Poneren dat de kartuizers het claustrum en het stiltegebod zeer serieus namen, is het intrappen van een open deur. Maar daar moet dan wel meteen aan toegevoegd worden dat er voor het werken aan het boek een uitzondering gemaakt werd op dat stiltegebod, wat toch veelbetekenend is voor de waarde die er aan die werkzaamheid toegekend werd. Ik parafraseer de Consuetudines van de beroemde abt Guigo I (+ 1137):

Wanneer monniken met het verbeteren of inbinden van boeken of met een andere werkzaamheid aan de boeken bezig zijn, mogen ze met elkaar spreken, maar met anderen die zij tegenkomen, mogen zij dat onder geen enkele voorwaarde (Guigo I, Consuetudines Cartusiae (in Laporte 1984, p. 232)).

Wanneer Guigo eerder in de Consuetudines de inrichting bespreekt die hij voor elke kartuizercel voorziet, dan valt meteen de prominente plaats van het schrijfgerief op: schrijftafel, veren, krijt, puimsteen, inktpotten, lineaal etcetera (Guigo I, Consuetudines Cartusiae (in Laporte 1984, p. 232)). Elke cel is als een scriptorium gedacht, ’want met elk boek dat we afschrijven’, aldus nogmaals Guigo, ’scheppen we evenzovele verkondigers van de waarheid’ (Guigo I, Consuetudines Cartusiae (in Laporte 1984, p. 232)).

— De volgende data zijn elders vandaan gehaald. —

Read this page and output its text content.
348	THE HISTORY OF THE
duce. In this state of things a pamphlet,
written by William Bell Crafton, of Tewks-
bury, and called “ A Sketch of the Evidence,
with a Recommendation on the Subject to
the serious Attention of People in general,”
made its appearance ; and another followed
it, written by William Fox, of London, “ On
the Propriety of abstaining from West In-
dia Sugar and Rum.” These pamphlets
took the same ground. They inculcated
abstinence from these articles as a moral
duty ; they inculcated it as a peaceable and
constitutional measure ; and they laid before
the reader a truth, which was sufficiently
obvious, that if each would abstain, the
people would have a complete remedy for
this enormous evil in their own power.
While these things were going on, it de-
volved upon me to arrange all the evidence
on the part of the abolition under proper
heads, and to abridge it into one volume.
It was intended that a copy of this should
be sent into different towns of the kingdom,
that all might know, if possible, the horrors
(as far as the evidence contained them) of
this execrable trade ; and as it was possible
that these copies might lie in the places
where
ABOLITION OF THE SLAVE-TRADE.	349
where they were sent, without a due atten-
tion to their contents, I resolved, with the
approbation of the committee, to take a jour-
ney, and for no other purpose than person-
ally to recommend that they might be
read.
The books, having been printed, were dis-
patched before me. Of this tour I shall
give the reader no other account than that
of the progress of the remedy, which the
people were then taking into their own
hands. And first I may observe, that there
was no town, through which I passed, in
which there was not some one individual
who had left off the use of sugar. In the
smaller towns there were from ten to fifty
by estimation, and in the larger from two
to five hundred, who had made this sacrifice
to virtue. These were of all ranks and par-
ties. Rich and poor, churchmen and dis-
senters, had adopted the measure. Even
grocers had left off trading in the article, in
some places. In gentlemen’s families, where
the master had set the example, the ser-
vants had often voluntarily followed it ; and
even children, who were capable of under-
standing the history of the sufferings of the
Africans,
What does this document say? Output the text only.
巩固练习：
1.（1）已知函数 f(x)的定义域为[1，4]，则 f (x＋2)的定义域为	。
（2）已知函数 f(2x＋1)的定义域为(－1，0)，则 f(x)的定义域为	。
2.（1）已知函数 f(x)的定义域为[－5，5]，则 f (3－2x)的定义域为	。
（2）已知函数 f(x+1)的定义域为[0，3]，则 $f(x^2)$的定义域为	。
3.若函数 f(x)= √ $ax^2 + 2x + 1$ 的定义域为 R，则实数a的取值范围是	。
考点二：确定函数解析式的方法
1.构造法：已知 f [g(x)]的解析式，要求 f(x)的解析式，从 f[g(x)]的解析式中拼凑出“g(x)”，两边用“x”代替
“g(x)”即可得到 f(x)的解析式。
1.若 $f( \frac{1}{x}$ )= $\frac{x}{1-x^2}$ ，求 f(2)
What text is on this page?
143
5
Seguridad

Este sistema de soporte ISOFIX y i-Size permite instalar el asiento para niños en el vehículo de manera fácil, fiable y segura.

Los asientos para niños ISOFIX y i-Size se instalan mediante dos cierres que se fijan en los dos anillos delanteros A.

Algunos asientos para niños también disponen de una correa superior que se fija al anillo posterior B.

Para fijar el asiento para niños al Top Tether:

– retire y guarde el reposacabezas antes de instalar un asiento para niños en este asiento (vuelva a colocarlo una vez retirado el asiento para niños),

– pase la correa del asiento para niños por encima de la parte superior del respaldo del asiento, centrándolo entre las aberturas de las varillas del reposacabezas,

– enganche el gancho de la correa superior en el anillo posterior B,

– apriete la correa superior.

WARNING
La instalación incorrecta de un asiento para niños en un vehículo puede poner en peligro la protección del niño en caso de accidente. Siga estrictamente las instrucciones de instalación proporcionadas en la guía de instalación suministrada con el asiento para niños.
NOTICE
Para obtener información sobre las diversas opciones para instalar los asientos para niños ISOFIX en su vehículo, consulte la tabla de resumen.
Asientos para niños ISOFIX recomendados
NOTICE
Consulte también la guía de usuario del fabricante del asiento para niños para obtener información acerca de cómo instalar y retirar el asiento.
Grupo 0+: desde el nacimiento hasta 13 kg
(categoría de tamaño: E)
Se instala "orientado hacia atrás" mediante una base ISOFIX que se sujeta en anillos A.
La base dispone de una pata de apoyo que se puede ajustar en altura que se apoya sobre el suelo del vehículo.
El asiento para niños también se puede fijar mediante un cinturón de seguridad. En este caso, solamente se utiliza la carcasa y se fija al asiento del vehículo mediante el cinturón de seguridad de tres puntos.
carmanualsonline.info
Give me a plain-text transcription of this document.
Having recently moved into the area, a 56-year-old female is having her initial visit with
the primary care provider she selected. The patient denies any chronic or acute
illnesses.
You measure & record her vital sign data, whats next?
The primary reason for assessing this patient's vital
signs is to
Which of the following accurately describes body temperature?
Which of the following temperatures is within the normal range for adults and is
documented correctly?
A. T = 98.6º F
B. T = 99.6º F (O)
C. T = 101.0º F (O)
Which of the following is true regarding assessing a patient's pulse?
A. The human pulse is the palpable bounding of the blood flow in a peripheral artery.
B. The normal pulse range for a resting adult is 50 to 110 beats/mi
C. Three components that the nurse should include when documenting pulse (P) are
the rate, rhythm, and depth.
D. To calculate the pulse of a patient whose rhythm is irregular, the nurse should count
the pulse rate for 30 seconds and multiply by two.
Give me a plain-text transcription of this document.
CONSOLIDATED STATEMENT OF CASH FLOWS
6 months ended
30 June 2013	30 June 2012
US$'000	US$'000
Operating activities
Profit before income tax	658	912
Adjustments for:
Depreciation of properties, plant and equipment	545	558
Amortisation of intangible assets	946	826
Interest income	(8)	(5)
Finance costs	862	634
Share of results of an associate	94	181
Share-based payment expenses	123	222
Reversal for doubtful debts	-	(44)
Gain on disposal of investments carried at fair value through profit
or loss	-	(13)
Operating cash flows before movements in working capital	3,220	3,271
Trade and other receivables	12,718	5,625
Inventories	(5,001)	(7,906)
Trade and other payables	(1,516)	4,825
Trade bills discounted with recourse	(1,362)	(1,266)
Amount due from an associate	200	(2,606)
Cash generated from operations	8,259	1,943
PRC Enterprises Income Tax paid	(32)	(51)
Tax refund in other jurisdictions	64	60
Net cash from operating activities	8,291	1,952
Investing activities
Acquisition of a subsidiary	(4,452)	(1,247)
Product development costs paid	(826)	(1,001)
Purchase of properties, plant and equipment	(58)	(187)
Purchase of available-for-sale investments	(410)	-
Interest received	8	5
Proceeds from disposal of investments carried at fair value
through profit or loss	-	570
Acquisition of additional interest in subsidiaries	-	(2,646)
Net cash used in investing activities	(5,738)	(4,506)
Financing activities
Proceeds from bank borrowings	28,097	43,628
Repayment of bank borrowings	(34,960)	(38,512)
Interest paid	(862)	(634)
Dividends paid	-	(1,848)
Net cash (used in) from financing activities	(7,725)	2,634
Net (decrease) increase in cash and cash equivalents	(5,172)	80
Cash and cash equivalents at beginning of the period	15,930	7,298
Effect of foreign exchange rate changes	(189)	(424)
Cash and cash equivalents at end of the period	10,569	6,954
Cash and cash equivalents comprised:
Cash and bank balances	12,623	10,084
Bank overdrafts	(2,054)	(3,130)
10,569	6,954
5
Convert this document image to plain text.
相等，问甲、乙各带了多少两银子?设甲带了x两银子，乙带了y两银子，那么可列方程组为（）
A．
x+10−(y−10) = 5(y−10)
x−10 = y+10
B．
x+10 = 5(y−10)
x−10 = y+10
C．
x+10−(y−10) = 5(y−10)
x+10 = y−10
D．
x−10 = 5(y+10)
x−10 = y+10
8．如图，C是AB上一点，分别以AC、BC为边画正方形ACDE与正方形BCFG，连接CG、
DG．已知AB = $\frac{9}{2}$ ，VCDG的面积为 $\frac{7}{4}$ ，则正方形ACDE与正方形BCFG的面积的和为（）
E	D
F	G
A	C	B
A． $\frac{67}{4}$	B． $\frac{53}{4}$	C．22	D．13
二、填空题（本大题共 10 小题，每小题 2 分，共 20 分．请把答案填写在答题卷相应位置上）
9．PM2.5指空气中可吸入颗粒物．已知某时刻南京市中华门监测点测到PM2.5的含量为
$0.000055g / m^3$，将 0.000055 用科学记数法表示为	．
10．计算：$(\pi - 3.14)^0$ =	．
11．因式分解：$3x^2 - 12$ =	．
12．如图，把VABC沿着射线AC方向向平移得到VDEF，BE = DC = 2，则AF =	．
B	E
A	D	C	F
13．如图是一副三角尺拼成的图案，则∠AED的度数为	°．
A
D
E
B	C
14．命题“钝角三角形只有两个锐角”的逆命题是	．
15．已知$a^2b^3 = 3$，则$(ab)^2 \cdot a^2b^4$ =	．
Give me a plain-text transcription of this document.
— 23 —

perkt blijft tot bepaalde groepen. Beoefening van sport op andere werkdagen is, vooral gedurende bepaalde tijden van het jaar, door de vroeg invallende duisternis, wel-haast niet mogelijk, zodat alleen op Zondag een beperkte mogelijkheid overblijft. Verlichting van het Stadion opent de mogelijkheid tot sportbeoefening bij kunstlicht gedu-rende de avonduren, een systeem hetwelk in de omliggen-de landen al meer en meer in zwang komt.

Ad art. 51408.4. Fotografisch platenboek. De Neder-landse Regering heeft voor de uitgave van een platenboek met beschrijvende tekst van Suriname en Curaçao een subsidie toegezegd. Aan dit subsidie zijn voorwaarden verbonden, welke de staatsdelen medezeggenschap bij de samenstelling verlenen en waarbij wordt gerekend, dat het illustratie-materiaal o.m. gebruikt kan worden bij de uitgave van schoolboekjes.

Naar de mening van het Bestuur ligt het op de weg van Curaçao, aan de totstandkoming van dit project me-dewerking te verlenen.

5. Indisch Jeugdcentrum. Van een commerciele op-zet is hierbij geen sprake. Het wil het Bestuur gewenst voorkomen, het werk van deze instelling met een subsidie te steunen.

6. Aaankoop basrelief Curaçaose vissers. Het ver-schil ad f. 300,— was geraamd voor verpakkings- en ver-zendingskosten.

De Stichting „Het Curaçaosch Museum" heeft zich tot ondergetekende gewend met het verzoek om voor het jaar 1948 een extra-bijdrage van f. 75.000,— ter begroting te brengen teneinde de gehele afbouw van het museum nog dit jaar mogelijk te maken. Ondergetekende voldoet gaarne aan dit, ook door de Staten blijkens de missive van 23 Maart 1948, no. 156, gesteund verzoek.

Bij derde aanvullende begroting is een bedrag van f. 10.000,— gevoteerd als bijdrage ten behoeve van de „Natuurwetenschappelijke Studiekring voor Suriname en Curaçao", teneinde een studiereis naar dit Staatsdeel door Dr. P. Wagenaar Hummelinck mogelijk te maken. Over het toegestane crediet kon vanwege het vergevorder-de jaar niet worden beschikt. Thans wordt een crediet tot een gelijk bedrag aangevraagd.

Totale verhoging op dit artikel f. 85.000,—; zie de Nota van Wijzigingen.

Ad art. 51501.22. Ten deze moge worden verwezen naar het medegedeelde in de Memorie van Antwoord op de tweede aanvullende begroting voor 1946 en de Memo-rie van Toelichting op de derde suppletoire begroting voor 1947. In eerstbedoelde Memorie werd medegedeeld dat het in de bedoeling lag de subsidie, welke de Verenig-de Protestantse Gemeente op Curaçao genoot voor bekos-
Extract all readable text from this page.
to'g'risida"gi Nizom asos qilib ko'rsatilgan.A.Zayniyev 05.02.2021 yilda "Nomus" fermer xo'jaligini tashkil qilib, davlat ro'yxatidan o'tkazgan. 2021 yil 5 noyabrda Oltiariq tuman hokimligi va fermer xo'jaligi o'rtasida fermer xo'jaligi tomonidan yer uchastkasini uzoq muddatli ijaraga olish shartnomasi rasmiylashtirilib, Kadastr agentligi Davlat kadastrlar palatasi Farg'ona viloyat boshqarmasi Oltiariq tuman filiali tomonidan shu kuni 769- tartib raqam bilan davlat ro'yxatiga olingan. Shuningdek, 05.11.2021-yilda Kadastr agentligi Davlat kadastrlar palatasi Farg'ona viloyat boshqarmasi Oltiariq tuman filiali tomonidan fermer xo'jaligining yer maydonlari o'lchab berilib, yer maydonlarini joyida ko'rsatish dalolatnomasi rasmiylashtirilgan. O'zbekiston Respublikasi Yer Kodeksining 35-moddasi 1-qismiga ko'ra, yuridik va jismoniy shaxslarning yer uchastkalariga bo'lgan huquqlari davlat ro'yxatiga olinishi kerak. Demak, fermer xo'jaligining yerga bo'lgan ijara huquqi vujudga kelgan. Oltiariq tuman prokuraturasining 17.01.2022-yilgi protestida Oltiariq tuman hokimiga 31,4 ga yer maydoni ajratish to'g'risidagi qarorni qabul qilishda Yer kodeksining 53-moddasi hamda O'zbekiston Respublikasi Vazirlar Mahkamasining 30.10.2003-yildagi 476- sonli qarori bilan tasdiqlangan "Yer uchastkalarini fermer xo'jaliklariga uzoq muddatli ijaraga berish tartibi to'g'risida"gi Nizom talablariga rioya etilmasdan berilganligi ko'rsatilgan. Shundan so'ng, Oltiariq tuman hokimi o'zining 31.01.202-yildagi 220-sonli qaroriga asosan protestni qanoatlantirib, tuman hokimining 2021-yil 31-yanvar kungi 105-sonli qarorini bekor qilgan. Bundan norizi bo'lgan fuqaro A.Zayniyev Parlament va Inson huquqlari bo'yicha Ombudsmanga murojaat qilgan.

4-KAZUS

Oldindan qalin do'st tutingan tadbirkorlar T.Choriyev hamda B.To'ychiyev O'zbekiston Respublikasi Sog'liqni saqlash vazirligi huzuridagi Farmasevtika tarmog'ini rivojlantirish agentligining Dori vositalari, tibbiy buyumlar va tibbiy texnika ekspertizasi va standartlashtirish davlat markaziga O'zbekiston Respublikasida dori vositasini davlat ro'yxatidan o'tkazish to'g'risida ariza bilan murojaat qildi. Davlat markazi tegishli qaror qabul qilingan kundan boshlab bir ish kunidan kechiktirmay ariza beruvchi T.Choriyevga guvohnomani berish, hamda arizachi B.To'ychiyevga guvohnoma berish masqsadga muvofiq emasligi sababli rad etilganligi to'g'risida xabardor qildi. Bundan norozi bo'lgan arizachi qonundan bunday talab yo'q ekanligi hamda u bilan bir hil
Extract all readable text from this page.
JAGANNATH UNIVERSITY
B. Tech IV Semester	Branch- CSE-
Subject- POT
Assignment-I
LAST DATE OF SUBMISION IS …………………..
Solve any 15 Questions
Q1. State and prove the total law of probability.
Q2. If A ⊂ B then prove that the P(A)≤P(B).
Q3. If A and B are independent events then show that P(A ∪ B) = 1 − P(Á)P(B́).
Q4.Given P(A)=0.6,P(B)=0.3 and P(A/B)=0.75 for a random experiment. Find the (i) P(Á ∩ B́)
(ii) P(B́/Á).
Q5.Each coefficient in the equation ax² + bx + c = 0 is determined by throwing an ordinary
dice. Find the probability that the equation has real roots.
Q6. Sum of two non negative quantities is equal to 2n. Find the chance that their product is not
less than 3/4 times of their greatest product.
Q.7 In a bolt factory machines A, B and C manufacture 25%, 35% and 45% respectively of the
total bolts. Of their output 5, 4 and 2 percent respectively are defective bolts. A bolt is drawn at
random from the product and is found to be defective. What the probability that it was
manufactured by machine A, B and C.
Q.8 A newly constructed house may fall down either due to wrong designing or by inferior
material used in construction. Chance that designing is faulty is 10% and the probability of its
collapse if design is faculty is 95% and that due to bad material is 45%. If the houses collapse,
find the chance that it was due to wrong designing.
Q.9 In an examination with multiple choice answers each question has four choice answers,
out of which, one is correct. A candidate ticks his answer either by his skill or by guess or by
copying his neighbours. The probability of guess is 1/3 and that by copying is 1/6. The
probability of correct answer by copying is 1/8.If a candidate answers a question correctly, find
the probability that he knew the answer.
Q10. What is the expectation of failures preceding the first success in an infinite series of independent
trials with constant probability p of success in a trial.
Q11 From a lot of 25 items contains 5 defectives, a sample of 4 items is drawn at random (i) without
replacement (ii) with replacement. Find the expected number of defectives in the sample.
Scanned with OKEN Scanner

Dit zijn duidelijke opvattingen over de positie van het boek binnen de orde. Alleen al daarom hoeft het geen verbazing te wekken dat ook in de Lage Landen - ver van de Grande-Chartreuse vandaan - de combinatie van het begrip ’kartuizer’ met het begrip ’codex’ evenzeer als vanzelfsprekend mag gelden. Maar ik beoog in deze bijdrage geenszins een geschiedenis van de kartuizerliteratuur van de middeleeuwse Lage Landen aan te bieden. De ruimte van een artikel is zeker niet ruim genoeg om het oeuvre van een Dionysius van Rijckel of een Jacobus van Gruitrode zelfs maar in de meest beperkte vorm voor te stellen. Ik zal me hier beperken - en dat zal al moeilijk genoeg blijken - tot de activiteiten in een welbepaalde kartuis, de eerste in de Lage Landen, namelijk de in 1314 gestichte kartuis van Herne, met een verdere beperking in de tijd tot ruwweg de tweede helft van de veertiende eeuw en tot een heel specifiek deel van het boekenbedrijf, namelijk het vertalen van Latijnse teksten naar het Middelnederlands. Herne is niet uniek als het op het vertalen door kartuizers aankomt: tot die traditie behoren immers ook bekendere namen als Jan van Brederode (+ 1415), de reeds genoemde Jacobus van Gruitrode (+ 1475), Wouter Bor (+ 1500) en Petrus Dorlandus (+ 1507). Maar ik kan volledig instemmen met Mikel Kors in zijn stellingname dat de wieg van die kartuizer vertaaltraditie in Herne gestaan zal hebben (Kors 2007, p. 19).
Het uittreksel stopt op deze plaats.